Seconda puntata del Festival di Sanremo, i commenti del nostro esperto: una serata troppo lunga che ha penalizzato un po' i cantanti in gara. La scena rap è la sorpresa del Festival.

La seconda serata del Festival di Sanremo
La seconda serata del Festival di Sanremo

La 70° edizione del Festival della Canzone Italiana è arrivata alla sua seconda serata, che possiamo descrivere con un solo aggettivo: lunghissima. Una serata davvero infinita, ci chiediamo come Michele Zarrillo sia stato fatto esibire all’una e trenta del mattino, quando ormai la stragrande maggioranza del pubblico di Sanremo è sotto le coperte. Una serata lunghissima dovuta ai (tanti) momenti piacevoli, che hanno però tolto tempo alla gara, motivo principale della manifestazione. Bravo Fiorello, si è presentato vestito da Maria De Filippi: aveva fatto una scommessa in conferenza stampa e l’ha mantenuta (“se superiamo il 50% di ascolti mi vesto da Maria”, aveva detto). Ha aggiunto la telefonata in diretta, proprio con la conduttrice di Canale 5. Un colpo da maestro.

Sul palco insieme al padrone di casa Amadeus, due giornaliste del Tg1 e un’incredibilmente bella Sabrina Salerno: per lei sembra che gli anni non siano mai passati.

Canzoni: la classifica generale vede in testa Francesco Gabbani, che non era dato fra i favoriti, ma che ha sorpreso tutti con una canzone bella, molto sanremese e carica di significato. Sembra proprio che Sanremo sia la dimensione di Gabbani. Tra le esibizioni degne di nota non possiamo non citare quella di Elettra Lamborghini che ci ha deliziato con il suo twerk. La canzone in sé non è eccezionale, ma il twerk è stato particolarmente apprezzato (da noi e sui social). Non possiamo non spendere due parole sull’esibizione di Junior Cally, famoso per le critiche che lo hanno anticipato. Ieri si è comportato molto bene. La canzone è bella: se la prende con tutti coloro che hanno da dire alle spalle, senza però prendersi le responsabilità delle proprie parole. Look total black, senza maschera. Promosso anche Rancore: la quota rap fa bene al Festival. Rancore dimostra anche sul palco dell’Ariston di essere uno dei rapper più validi della scena italiana. Tra le migliori canzoni ci sono quelle di Tosca e di Michele Zarrillo.

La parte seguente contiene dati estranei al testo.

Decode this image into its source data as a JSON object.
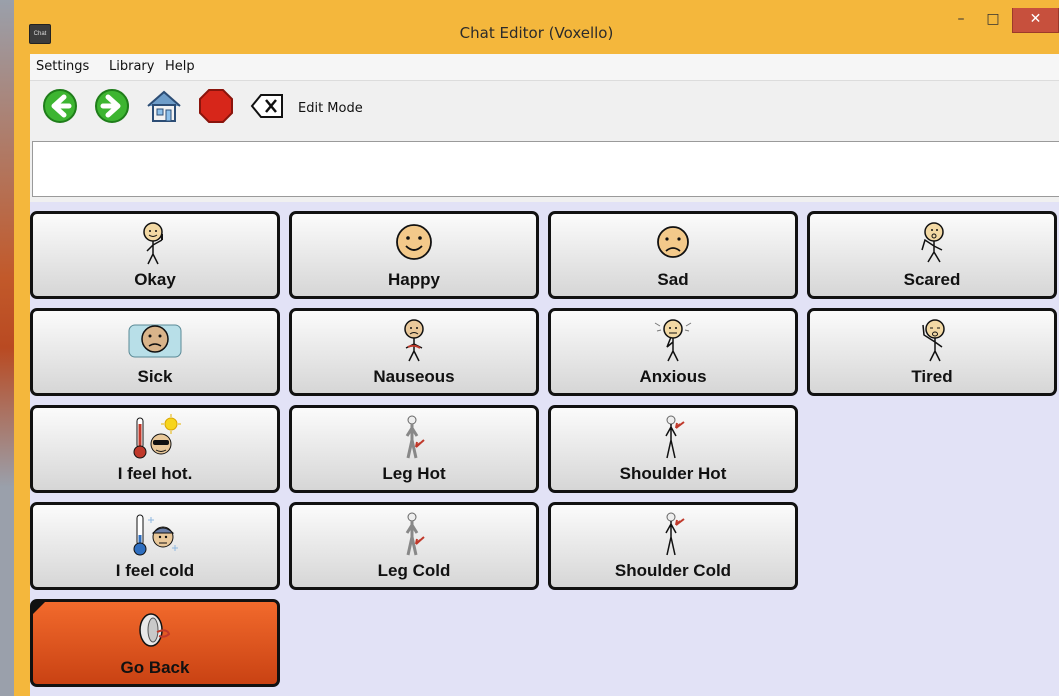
{
  "window": {
    "title": "Chat Editor (Voxello)",
    "icon_text": "Chat",
    "minimize_glyph": "–",
    "maximize_glyph": "□",
    "close_glyph": "✕"
  },
  "menu": {
    "items": [
      "Settings",
      "Library",
      "Help"
    ]
  },
  "toolbar": {
    "edit_mode_label": "Edit Mode",
    "icons": [
      "back-arrow-icon",
      "forward-arrow-icon",
      "home-icon",
      "stop-icon",
      "clear-icon"
    ]
  },
  "message_box": {
    "value": ""
  },
  "buttons": [
    {
      "label": "Okay",
      "icon": "okay-person-icon"
    },
    {
      "label": "Happy",
      "icon": "happy-face-icon"
    },
    {
      "label": "Sad",
      "icon": "sad-face-icon"
    },
    {
      "label": "Scared",
      "icon": "scared-person-icon"
    },
    {
      "label": "Sick",
      "icon": "sick-face-icon"
    },
    {
      "label": "Nauseous",
      "icon": "nauseous-person-icon"
    },
    {
      "label": "Anxious",
      "icon": "anxious-person-icon"
    },
    {
      "label": "Tired",
      "icon": "tired-person-icon"
    },
    {
      "label": "I feel hot.",
      "icon": "hot-thermometer-icon"
    },
    {
      "label": "Leg Hot",
      "icon": "leg-person-icon"
    },
    {
      "label": "Shoulder Hot",
      "icon": "shoulder-person-icon"
    },
    {
      "label": "I feel cold",
      "icon": "cold-thermometer-icon"
    },
    {
      "label": "Leg Cold",
      "icon": "leg-person-icon"
    },
    {
      "label": "Shoulder Cold",
      "icon": "shoulder-person-icon"
    },
    {
      "label": "Go Back",
      "icon": "go-back-door-icon"
    }
  ],
  "colors": {
    "window_frame": "#f4b73c",
    "grid_background": "#e2e2f6",
    "go_back_button": "#e5561f",
    "close_button": "#c7503d"
  }
}
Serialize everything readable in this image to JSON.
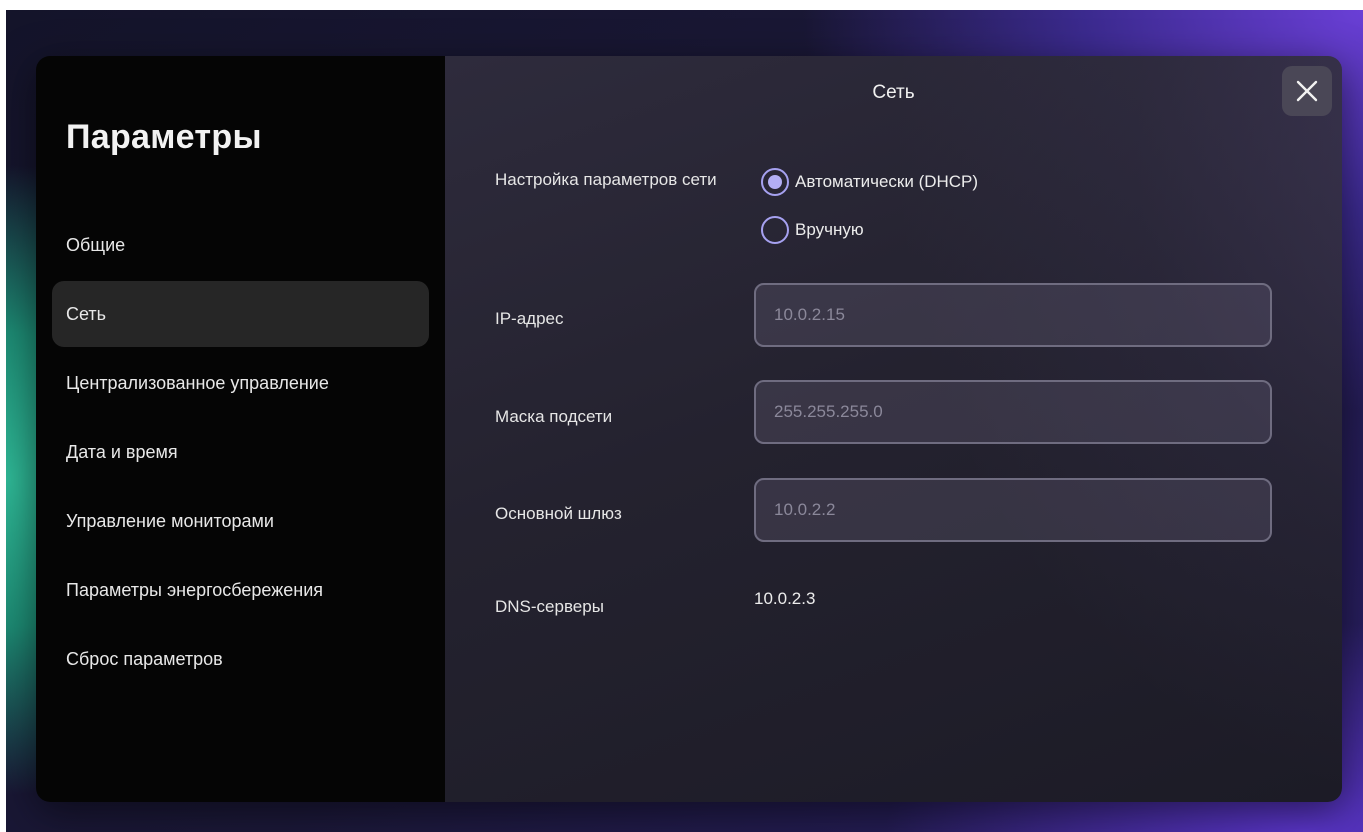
{
  "sidebar": {
    "title": "Параметры",
    "items": [
      {
        "label": "Общие",
        "active": false
      },
      {
        "label": "Сеть",
        "active": true
      },
      {
        "label": "Централизованное управление",
        "active": false
      },
      {
        "label": "Дата и время",
        "active": false
      },
      {
        "label": "Управление мониторами",
        "active": false
      },
      {
        "label": "Параметры энергосбережения",
        "active": false
      },
      {
        "label": "Сброс параметров",
        "active": false
      }
    ]
  },
  "content": {
    "title": "Сеть",
    "close_icon": "close-icon",
    "network_setup": {
      "label": "Настройка параметров сети",
      "options": [
        {
          "label": "Автоматически (DHCP)",
          "selected": true
        },
        {
          "label": "Вручную",
          "selected": false
        }
      ]
    },
    "ip_address": {
      "label": "IP-адрес",
      "value": "10.0.2.15"
    },
    "subnet_mask": {
      "label": "Маска подсети",
      "value": "255.255.255.0"
    },
    "gateway": {
      "label": "Основной шлюз",
      "value": "10.0.2.2"
    },
    "dns": {
      "label": "DNS-серверы",
      "value": "10.0.2.3"
    }
  },
  "colors": {
    "accent": "#a6a1f0",
    "sidebar_bg": "#050505",
    "active_item_bg": "#262626"
  }
}
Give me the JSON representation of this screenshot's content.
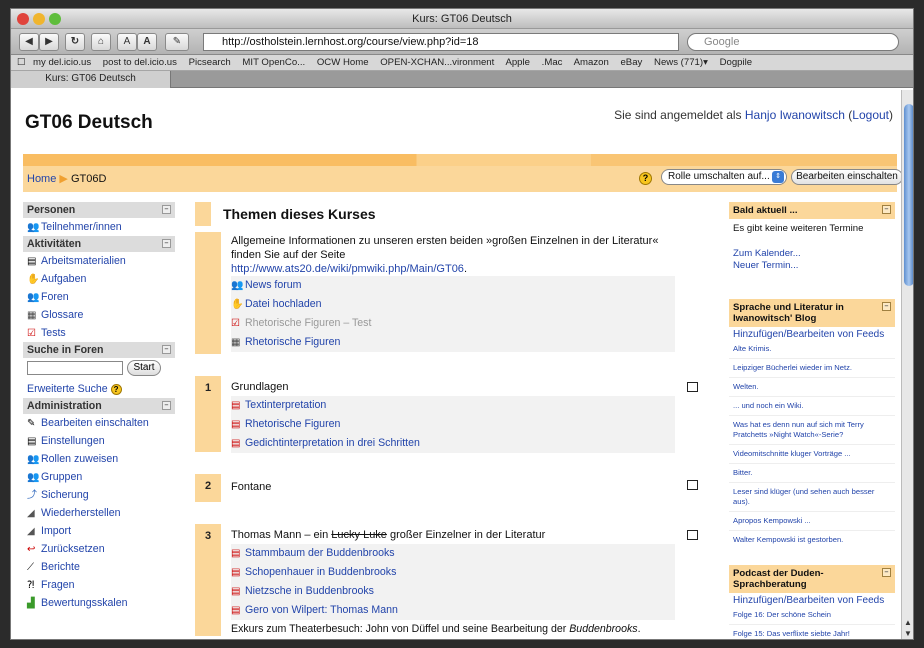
{
  "browser": {
    "window_title": "Kurs: GT06 Deutsch",
    "url": "http://ostholstein.lernhost.org/course/view.php?id=18",
    "search_placeholder": "Google",
    "bookmarks": [
      "my del.icio.us",
      "post to del.icio.us",
      "Picsearch",
      "MIT OpenCo...",
      "OCW Home",
      "OPEN-XCHAN...vironment",
      "Apple",
      ".Mac",
      "Amazon",
      "eBay",
      "News (771)▾",
      "Dogpile"
    ],
    "tab_title": "Kurs: GT06 Deutsch"
  },
  "header": {
    "site_name": "GT06 Deutsch",
    "login_prefix": "Sie sind angemeldet als ",
    "user_name": "Hanjo Iwanowitsch",
    "logout_open": " (",
    "logout_label": "Logout",
    "logout_close": ")"
  },
  "navbar": {
    "home": "Home",
    "arrow": "▶",
    "course": "GT06D",
    "role_switch": "Rolle umschalten auf...",
    "edit_on": "Bearbeiten einschalten"
  },
  "left": {
    "personen": {
      "title": "Personen",
      "items": [
        {
          "label": "Teilnehmer/innen",
          "icon": "users-icon"
        }
      ]
    },
    "aktivitaeten": {
      "title": "Aktivitäten",
      "items": [
        {
          "label": "Arbeitsmaterialien",
          "icon": "resource-icon"
        },
        {
          "label": "Aufgaben",
          "icon": "assignment-icon"
        },
        {
          "label": "Foren",
          "icon": "forum-icon"
        },
        {
          "label": "Glossare",
          "icon": "glossary-icon"
        },
        {
          "label": "Tests",
          "icon": "quiz-icon"
        }
      ]
    },
    "suche": {
      "title": "Suche in Foren",
      "button": "Start",
      "advanced": "Erweiterte Suche"
    },
    "administration": {
      "title": "Administration",
      "items": [
        {
          "label": "Bearbeiten einschalten",
          "icon": "edit-icon"
        },
        {
          "label": "Einstellungen",
          "icon": "settings-icon"
        },
        {
          "label": "Rollen zuweisen",
          "icon": "roles-icon"
        },
        {
          "label": "Gruppen",
          "icon": "groups-icon"
        },
        {
          "label": "Sicherung",
          "icon": "backup-icon"
        },
        {
          "label": "Wiederherstellen",
          "icon": "restore-icon"
        },
        {
          "label": "Import",
          "icon": "import-icon"
        },
        {
          "label": "Zurücksetzen",
          "icon": "reset-icon"
        },
        {
          "label": "Berichte",
          "icon": "reports-icon"
        },
        {
          "label": "Fragen",
          "icon": "questions-icon"
        },
        {
          "label": "Bewertungsskalen",
          "icon": "scales-icon"
        }
      ]
    }
  },
  "center": {
    "title": "Themen dieses Kurses",
    "section0": {
      "intro": "Allgemeine Informationen zu unseren ersten beiden »großen Einzelnen in der Literatur« finden Sie auf der Seite",
      "link": "http://www.ats20.de/wiki/pmwiki.php/Main/GT06",
      "link_suffix": ".",
      "items": [
        {
          "label": "News forum",
          "icon": "forum-icon",
          "dim": false
        },
        {
          "label": "Datei hochladen",
          "icon": "assignment-icon",
          "dim": false
        },
        {
          "label": "Rhetorische Figuren – Test",
          "icon": "quiz-icon",
          "dim": true
        },
        {
          "label": "Rhetorische Figuren",
          "icon": "glossary-icon",
          "dim": false
        }
      ]
    },
    "section1": {
      "num": "1",
      "title": "Grundlagen",
      "items": [
        "Textinterpretation",
        "Rhetorische Figuren",
        "Gedichtinterpretation in drei Schritten"
      ]
    },
    "section2": {
      "num": "2",
      "title": "Fontane"
    },
    "section3": {
      "num": "3",
      "title_a": "Thomas Mann – ein ",
      "title_strike": "Lucky Luke",
      "title_b": " großer Einzelner in der Literatur",
      "items": [
        "Stammbaum der Buddenbrooks",
        "Schopenhauer in Buddenbrooks",
        "Nietzsche in Buddenbrooks",
        "Gero von Wilpert: Thomas Mann"
      ],
      "note_a": "Exkurs zum Theaterbesuch: John von Düffel und seine Bearbeitung der ",
      "note_em": "Buddenbrooks",
      "note_b": "."
    }
  },
  "right": {
    "upcoming": {
      "title": "Bald aktuell ...",
      "empty": "Es gibt keine weiteren Termine",
      "calendar": "Zum Kalender...",
      "new_event": "Neuer Termin..."
    },
    "blog": {
      "title": "Sprache und Literatur in Iwanowitsch' Blog",
      "add": "Hinzufügen/Bearbeiten von Feeds",
      "items": [
        "Alte Krimis.",
        "Leipziger Bücherlei wieder im Netz.",
        "Welten.",
        "... und noch ein Wiki.",
        "Was hat es denn nun auf sich mit Terry Pratchetts »Night Watch«-Serie?",
        "Videomitschnitte kluger Vorträge ...",
        "Bitter.",
        "Leser sind klüger (und sehen auch besser aus).",
        "Apropos Kempowski ...",
        "Walter Kempowski ist gestorben."
      ]
    },
    "podcast": {
      "title": "Podcast der Duden-Sprachberatung",
      "add": "Hinzufügen/Bearbeiten von Feeds",
      "items": [
        "Folge 16: Der schöne Schein",
        "Folge 15: Das verflixte siebte Jahr!"
      ]
    }
  },
  "colors": {
    "accent": "#fbd79a",
    "link": "#2244aa",
    "block_head": "#dcdcdc"
  }
}
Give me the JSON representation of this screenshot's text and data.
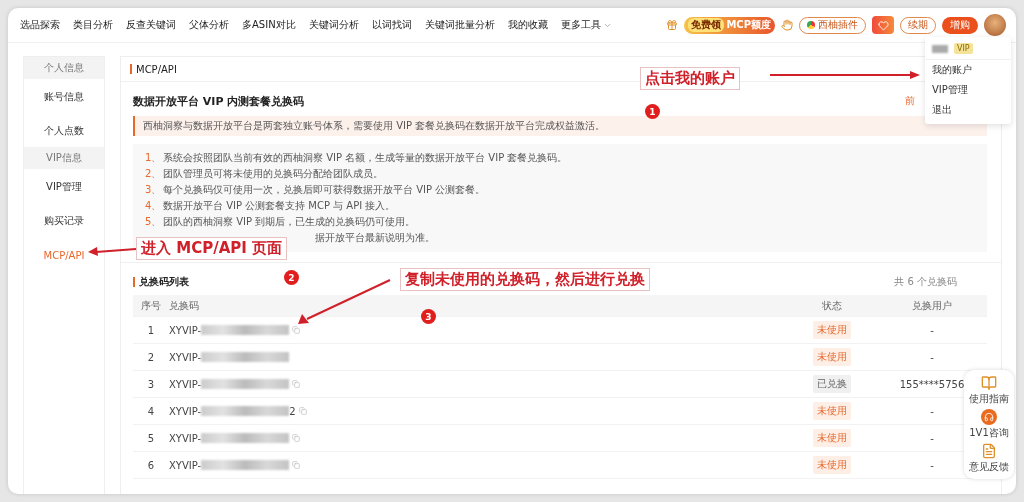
{
  "nav": {
    "items": [
      "选品探索",
      "类目分析",
      "反查关键词",
      "父体分析",
      "多ASIN对比",
      "关键词分析",
      "以词找词",
      "关键词批量分析",
      "我的收藏"
    ],
    "more": "更多工具"
  },
  "header_actions": {
    "promo_tag": "免费领",
    "promo_label": "MCP额度",
    "plugin": "西柚插件",
    "renew": "续期",
    "upgrade": "增购"
  },
  "account_menu": {
    "vip_tag": "VIP",
    "items": [
      "我的账户",
      "VIP管理",
      "退出"
    ]
  },
  "sidebar": [
    {
      "kind": "group",
      "label": "个人信息",
      "selected": false
    },
    {
      "kind": "item",
      "label": "账号信息",
      "selected": false
    },
    {
      "kind": "item",
      "label": "个人点数",
      "selected": false
    },
    {
      "kind": "group",
      "label": "VIP信息",
      "selected": false
    },
    {
      "kind": "item",
      "label": "VIP管理",
      "selected": false
    },
    {
      "kind": "item",
      "label": "购买记录",
      "selected": false
    },
    {
      "kind": "item",
      "label": "MCP/API",
      "selected": true
    }
  ],
  "page": {
    "section_title": "MCP/API",
    "title": "数据开放平台 VIP 内测套餐兑换码",
    "title_link": "前",
    "notice": "西柚洞察与数据开放平台是两套独立账号体系，需要使用 VIP 套餐兑换码在数据开放平台完成权益激活。",
    "rules": [
      {
        "number": "1、",
        "text": "系统会按照团队当前有效的西柚洞察 VIP 名额，生成等量的数据开放平台 VIP 套餐兑换码。"
      },
      {
        "number": "2、",
        "text": "团队管理员可将未使用的兑换码分配给团队成员。"
      },
      {
        "number": "3、",
        "text": "每个兑换码仅可使用一次，兑换后即可获得数据开放平台 VIP 公测套餐。"
      },
      {
        "number": "4、",
        "text": "数据开放平台 VIP 公测套餐支持 MCP 与 API 接入。"
      },
      {
        "number": "5、",
        "text": "团队的西柚洞察 VIP 到期后，已生成的兑换码仍可使用。"
      },
      {
        "text": "据开放平台最新说明为准。"
      }
    ]
  },
  "codes": {
    "title": "兑换码列表",
    "count": "共 6 个兑换码",
    "columns": [
      "序号",
      "兑换码",
      "状态",
      "兑换用户"
    ],
    "rows": [
      {
        "index": "1",
        "code": "XYVIP-",
        "copy_icon": true,
        "status": "未使用",
        "kind": "unused",
        "user": "-"
      },
      {
        "index": "2",
        "code": "XYVIP-",
        "copy_icon": false,
        "status": "未使用",
        "kind": "unused",
        "user": "-"
      },
      {
        "index": "3",
        "code": "XYVIP-",
        "copy_icon": true,
        "status": "已兑换",
        "kind": "redeemed",
        "user": "155****5756"
      },
      {
        "index": "4",
        "code": "XYVIP-",
        "suffix": "2",
        "copy_icon": true,
        "status": "未使用",
        "kind": "unused",
        "user": "-"
      },
      {
        "index": "5",
        "code": "XYVIP-",
        "copy_icon": true,
        "status": "未使用",
        "kind": "unused",
        "user": "-"
      },
      {
        "index": "6",
        "code": "XYVIP-",
        "copy_icon": true,
        "status": "未使用",
        "kind": "unused",
        "user": "-"
      }
    ]
  },
  "float_tools": [
    {
      "kind": "guide",
      "label": "使用指南"
    },
    {
      "kind": "chat",
      "label": "1V1咨询"
    },
    {
      "kind": "feedback",
      "label": "意见反馈"
    }
  ],
  "annotations": [
    {
      "number": "1",
      "text": "点击我的账户"
    },
    {
      "number": "2",
      "text": "进入 MCP/API 页面"
    },
    {
      "number": "3",
      "text": "复制未使用的兑换码，然后进行兑换"
    }
  ]
}
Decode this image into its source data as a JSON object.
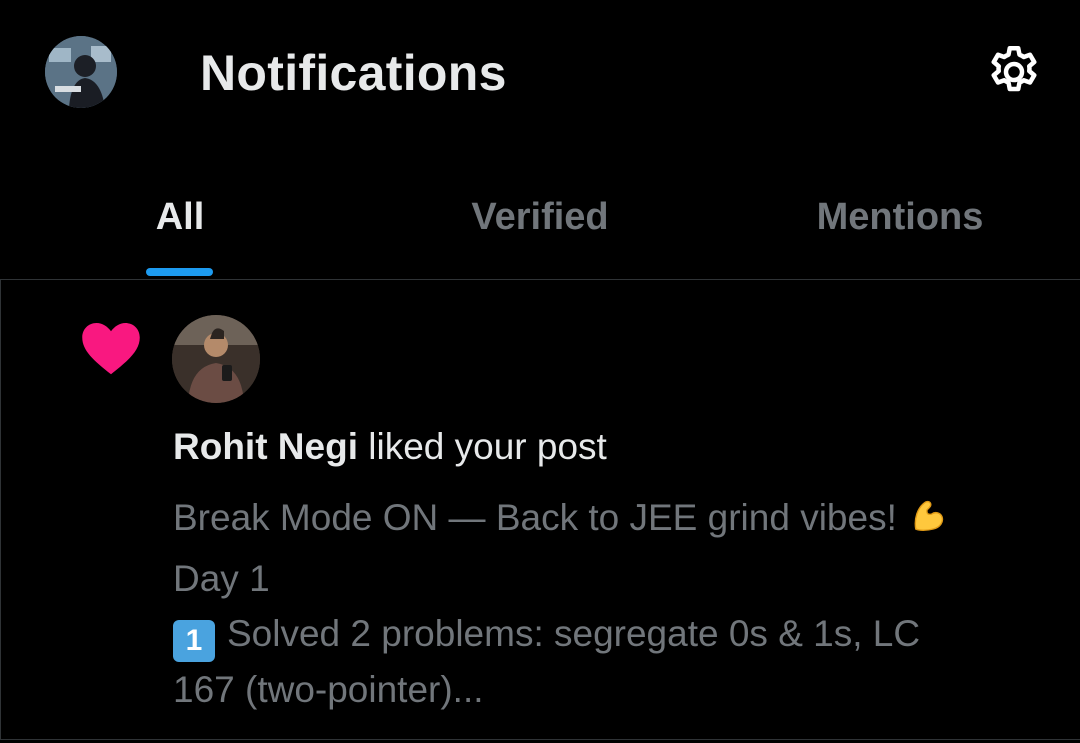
{
  "header": {
    "title": "Notifications",
    "avatar_icon": "user-avatar-icon",
    "settings_icon": "gear-icon"
  },
  "tabs": [
    {
      "label": "All",
      "active": true
    },
    {
      "label": "Verified",
      "active": false
    },
    {
      "label": "Mentions",
      "active": false
    }
  ],
  "colors": {
    "background": "#000000",
    "text_primary": "#e7e9ea",
    "text_secondary": "#71767b",
    "accent": "#1d9bf0",
    "like": "#f91880",
    "divider": "#2f3336"
  },
  "notification": {
    "type_icon": "heart-icon",
    "user_name": "Rohit Negi",
    "action_text": " liked your post",
    "post_lines": [
      "Break Mode ON — Back to JEE grind vibes! ",
      "Day 1",
      "Solved 2 problems: segregate 0s & 1s, LC",
      "167 (two-pointer)..."
    ],
    "keycap": "1"
  }
}
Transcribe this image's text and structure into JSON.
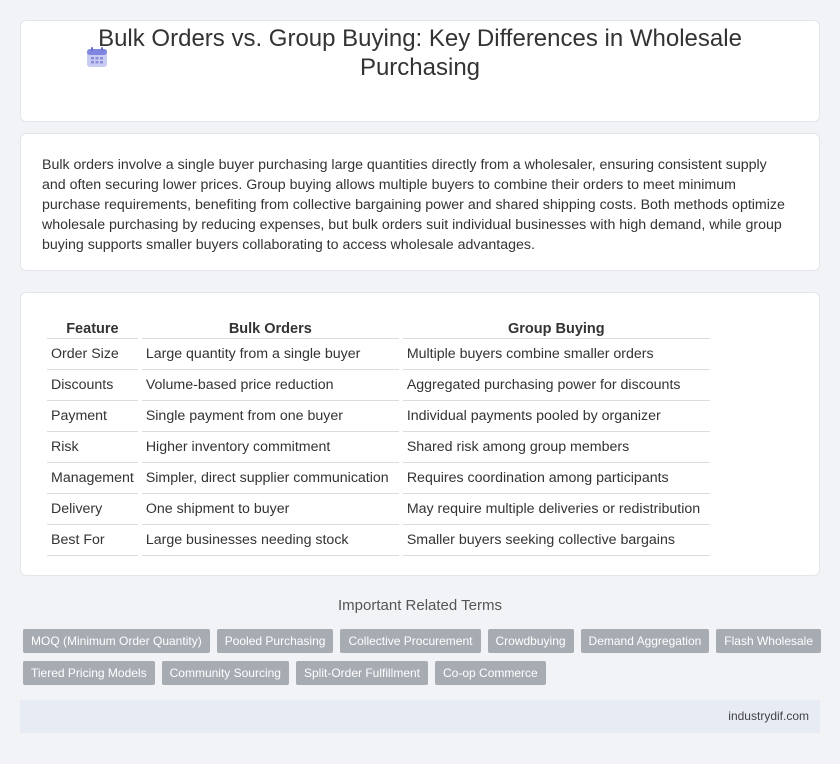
{
  "header": {
    "title": "Bulk Orders vs. Group Buying: Key Differences in Wholesale Purchasing",
    "icon": "calendar-icon"
  },
  "intro": {
    "text": "Bulk orders involve a single buyer purchasing large quantities directly from a wholesaler, ensuring consistent supply and often securing lower prices. Group buying allows multiple buyers to combine their orders to meet minimum purchase requirements, benefiting from collective bargaining power and shared shipping costs. Both methods optimize wholesale purchasing by reducing expenses, but bulk orders suit individual businesses with high demand, while group buying supports smaller buyers collaborating to access wholesale advantages."
  },
  "table": {
    "headers": [
      "Feature",
      "Bulk Orders",
      "Group Buying"
    ],
    "rows": [
      [
        "Order Size",
        "Large quantity from a single buyer",
        "Multiple buyers combine smaller orders"
      ],
      [
        "Discounts",
        "Volume-based price reduction",
        "Aggregated purchasing power for discounts"
      ],
      [
        "Payment",
        "Single payment from one buyer",
        "Individual payments pooled by organizer"
      ],
      [
        "Risk",
        "Higher inventory commitment",
        "Shared risk among group members"
      ],
      [
        "Management",
        "Simpler, direct supplier communication",
        "Requires coordination among participants"
      ],
      [
        "Delivery",
        "One shipment to buyer",
        "May require multiple deliveries or redistribution"
      ],
      [
        "Best For",
        "Large businesses needing stock",
        "Smaller buyers seeking collective bargains"
      ]
    ]
  },
  "related": {
    "title": "Important Related Terms",
    "tags_row1": [
      "MOQ (Minimum Order Quantity)",
      "Pooled Purchasing",
      "Collective Procurement",
      "Crowdbuying",
      "Demand Aggregation",
      "Flash Wholesale"
    ],
    "tags_row2": [
      "Tiered Pricing Models",
      "Community Sourcing",
      "Split-Order Fulfillment",
      "Co-op Commerce"
    ]
  },
  "footer": {
    "site": "industrydif.com"
  },
  "colors": {
    "background": "#f1f3f7",
    "tag": "#a7acb3",
    "footer": "#e6ebf4",
    "icon": "#8a8fd8"
  }
}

Memorabile la coppia Massimo Ranieri – Tiziano Ferro, che dimostrano anche una certa somiglianza (anche se non abbiamo bene capito la tinta fluo di Ranieri). E come non citare la reunion dei Ricchi e Poveri? Un momento (molto) basso di televisione, che però ha fatto boom di share. Parecchie le polemiche per il presunto playback sanremese.

Ricompare sul palco anche Gigi d’Alessio per i 20 anni di “Non dirmi mai”, pezzo storico da aggiungere nelle playlist di Spotify. In breve? Serata positiva, troppo lunga, che ha quindi penalizzato un po’ la gara.